In the past ten years there have been significant technical developments which have extended the pressure and temperature range achievable, and have also increased the quality of data obtained from neutron scattering experiments. The aim of the meeting was to hear about the current status of the high-pressure user programme at ISIS, and at other international neutron facilities, and the science performed within them.
Technical talks were provided by instrument scientists from ISIS in the UK, SNS in the United States, ILL in France and ESS in Sweden (currently under construction), giving an overview of their current capabilities. A further ten science talks were provided by a cross-section of the user community and presented science from diverse areas such as the study of halogen bonding at extreme conditions, new phases of co-ordination frameworks, and formation of planetary ices.
On the first evening a lively poster session was held, where work presented by PhD students and postdocs was discussed. Highlights of the talks presented include a rapid exploration of the role that neutron diffraction plays in understanding geological processes below the Earth's crust by Andrew Thomson (UCL).

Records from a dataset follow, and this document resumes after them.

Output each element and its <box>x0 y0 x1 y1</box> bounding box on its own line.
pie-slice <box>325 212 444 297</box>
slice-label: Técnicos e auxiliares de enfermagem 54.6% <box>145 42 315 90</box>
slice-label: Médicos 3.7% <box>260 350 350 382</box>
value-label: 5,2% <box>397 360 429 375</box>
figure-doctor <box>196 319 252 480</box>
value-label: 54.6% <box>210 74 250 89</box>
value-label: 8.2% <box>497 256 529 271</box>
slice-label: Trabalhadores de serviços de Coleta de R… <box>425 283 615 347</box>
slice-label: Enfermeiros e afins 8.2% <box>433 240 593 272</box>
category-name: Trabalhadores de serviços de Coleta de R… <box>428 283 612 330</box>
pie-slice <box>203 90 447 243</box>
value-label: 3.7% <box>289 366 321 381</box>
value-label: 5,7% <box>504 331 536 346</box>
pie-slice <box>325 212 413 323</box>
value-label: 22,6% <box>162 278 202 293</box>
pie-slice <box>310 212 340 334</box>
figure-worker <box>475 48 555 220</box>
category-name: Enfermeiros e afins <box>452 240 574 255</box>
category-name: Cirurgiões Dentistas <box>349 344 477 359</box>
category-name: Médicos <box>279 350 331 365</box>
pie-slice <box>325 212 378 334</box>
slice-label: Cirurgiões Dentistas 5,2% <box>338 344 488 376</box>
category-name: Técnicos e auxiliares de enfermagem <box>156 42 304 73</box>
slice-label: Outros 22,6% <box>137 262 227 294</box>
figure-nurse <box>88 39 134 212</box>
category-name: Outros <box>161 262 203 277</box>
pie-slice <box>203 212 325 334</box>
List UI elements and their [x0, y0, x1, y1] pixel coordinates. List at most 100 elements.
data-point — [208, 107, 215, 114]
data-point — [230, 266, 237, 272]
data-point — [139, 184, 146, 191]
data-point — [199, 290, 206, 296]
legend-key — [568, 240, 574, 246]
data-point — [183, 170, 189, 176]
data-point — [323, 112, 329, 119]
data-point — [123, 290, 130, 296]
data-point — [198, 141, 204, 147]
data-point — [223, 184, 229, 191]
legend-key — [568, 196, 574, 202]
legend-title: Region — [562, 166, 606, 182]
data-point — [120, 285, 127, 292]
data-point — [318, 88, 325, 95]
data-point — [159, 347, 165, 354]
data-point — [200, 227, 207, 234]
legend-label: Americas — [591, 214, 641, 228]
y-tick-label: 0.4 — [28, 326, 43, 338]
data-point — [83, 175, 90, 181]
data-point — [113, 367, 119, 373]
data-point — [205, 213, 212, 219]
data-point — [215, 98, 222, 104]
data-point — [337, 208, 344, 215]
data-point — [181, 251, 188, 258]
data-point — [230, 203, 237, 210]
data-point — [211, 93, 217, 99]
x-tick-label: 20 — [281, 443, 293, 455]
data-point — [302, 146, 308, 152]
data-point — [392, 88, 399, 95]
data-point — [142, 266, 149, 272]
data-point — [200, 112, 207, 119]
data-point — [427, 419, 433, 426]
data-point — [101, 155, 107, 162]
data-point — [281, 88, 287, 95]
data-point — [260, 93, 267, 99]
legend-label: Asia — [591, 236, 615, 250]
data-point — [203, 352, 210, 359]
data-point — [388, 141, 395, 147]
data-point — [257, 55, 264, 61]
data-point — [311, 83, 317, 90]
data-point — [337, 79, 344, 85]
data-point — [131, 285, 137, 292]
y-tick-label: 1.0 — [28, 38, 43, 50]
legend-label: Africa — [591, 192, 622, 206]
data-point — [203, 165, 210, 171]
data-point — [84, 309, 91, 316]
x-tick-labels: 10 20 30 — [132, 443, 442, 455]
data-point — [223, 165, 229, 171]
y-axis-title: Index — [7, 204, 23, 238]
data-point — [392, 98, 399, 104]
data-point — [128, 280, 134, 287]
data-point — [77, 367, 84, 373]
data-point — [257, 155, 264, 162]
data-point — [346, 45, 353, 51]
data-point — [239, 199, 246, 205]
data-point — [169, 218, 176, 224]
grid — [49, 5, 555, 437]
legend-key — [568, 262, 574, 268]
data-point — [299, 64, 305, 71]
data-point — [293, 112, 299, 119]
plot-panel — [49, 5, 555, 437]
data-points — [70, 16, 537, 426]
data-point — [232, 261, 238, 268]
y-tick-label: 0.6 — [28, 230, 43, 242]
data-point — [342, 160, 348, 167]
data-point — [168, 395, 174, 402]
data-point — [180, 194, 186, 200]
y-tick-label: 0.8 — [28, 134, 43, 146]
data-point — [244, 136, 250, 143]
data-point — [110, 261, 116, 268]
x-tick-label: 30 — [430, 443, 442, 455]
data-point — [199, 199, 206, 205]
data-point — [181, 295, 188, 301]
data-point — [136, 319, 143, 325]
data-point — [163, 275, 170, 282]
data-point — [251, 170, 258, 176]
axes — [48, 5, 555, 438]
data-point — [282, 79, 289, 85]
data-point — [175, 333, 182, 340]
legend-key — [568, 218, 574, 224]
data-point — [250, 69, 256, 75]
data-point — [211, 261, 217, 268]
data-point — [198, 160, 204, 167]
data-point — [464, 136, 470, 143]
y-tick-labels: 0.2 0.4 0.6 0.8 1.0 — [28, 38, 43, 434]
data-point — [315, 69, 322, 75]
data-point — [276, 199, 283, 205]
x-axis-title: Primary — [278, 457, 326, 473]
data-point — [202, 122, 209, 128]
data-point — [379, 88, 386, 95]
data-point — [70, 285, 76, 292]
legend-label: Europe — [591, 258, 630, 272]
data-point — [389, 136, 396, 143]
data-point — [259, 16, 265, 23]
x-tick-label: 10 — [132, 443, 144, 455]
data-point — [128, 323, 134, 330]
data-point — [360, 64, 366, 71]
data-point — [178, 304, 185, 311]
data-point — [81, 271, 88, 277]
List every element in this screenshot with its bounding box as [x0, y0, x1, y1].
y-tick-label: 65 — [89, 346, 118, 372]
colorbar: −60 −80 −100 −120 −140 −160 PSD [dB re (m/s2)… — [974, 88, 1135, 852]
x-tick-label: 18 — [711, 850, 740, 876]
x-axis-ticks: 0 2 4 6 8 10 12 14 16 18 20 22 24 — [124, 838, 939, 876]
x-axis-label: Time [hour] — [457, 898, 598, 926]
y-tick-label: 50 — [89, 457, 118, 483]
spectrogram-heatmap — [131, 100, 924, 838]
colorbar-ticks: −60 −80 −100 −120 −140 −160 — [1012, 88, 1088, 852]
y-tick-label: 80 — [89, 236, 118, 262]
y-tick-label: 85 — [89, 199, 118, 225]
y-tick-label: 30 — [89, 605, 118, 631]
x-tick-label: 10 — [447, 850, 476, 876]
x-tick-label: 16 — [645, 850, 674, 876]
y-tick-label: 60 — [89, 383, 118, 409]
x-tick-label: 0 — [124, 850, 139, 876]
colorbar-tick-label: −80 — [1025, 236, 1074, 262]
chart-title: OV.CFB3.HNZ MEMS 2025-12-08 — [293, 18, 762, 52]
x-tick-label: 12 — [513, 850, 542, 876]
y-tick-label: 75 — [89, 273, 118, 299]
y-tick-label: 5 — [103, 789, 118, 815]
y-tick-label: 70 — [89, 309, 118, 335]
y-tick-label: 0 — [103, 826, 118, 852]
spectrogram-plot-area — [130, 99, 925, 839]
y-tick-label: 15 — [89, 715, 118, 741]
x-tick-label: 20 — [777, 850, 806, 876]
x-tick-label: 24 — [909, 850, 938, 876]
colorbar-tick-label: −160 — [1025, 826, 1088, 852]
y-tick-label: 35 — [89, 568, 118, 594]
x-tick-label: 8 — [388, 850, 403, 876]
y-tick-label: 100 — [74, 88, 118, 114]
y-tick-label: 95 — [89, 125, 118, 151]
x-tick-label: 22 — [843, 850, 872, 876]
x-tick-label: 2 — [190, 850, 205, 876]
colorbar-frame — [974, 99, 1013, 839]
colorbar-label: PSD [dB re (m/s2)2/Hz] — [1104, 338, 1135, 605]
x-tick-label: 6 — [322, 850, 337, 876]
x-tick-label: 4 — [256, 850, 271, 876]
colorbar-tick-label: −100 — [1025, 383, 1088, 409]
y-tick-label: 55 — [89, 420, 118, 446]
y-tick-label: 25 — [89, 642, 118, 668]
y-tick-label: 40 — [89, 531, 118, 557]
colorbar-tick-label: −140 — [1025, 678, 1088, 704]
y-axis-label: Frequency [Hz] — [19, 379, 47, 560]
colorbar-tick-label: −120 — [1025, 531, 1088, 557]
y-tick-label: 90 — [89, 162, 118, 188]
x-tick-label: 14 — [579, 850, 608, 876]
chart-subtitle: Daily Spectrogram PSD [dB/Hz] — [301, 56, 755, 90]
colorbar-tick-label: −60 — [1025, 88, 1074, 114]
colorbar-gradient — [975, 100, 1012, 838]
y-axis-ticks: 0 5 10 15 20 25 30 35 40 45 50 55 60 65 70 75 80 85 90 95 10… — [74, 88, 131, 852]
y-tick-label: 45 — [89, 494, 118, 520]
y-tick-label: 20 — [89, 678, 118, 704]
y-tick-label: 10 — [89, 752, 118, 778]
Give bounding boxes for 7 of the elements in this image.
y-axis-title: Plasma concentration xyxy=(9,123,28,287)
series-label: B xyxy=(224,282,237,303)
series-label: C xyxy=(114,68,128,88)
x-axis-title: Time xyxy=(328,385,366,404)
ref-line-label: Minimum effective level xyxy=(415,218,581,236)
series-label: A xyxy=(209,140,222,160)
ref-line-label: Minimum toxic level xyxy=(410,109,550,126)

Iain Oswald (University of Strathclyde) also presented a brief review of his work on small molecules, where he showed that varying the pressure transmitting media used in high-pressure experiments enabled the formation of new crystalline phases of molecular materials. Finally, the sixty delegates were given the opportunity to discuss what science they see possible with the developing technical capabilities, which are emerging for neutron scattering techniques at high pressure.
It is expected that the meeting will open up new and exciting areas of research at high pressure using neutron scattering techniques and develop further international collaborations within the user community.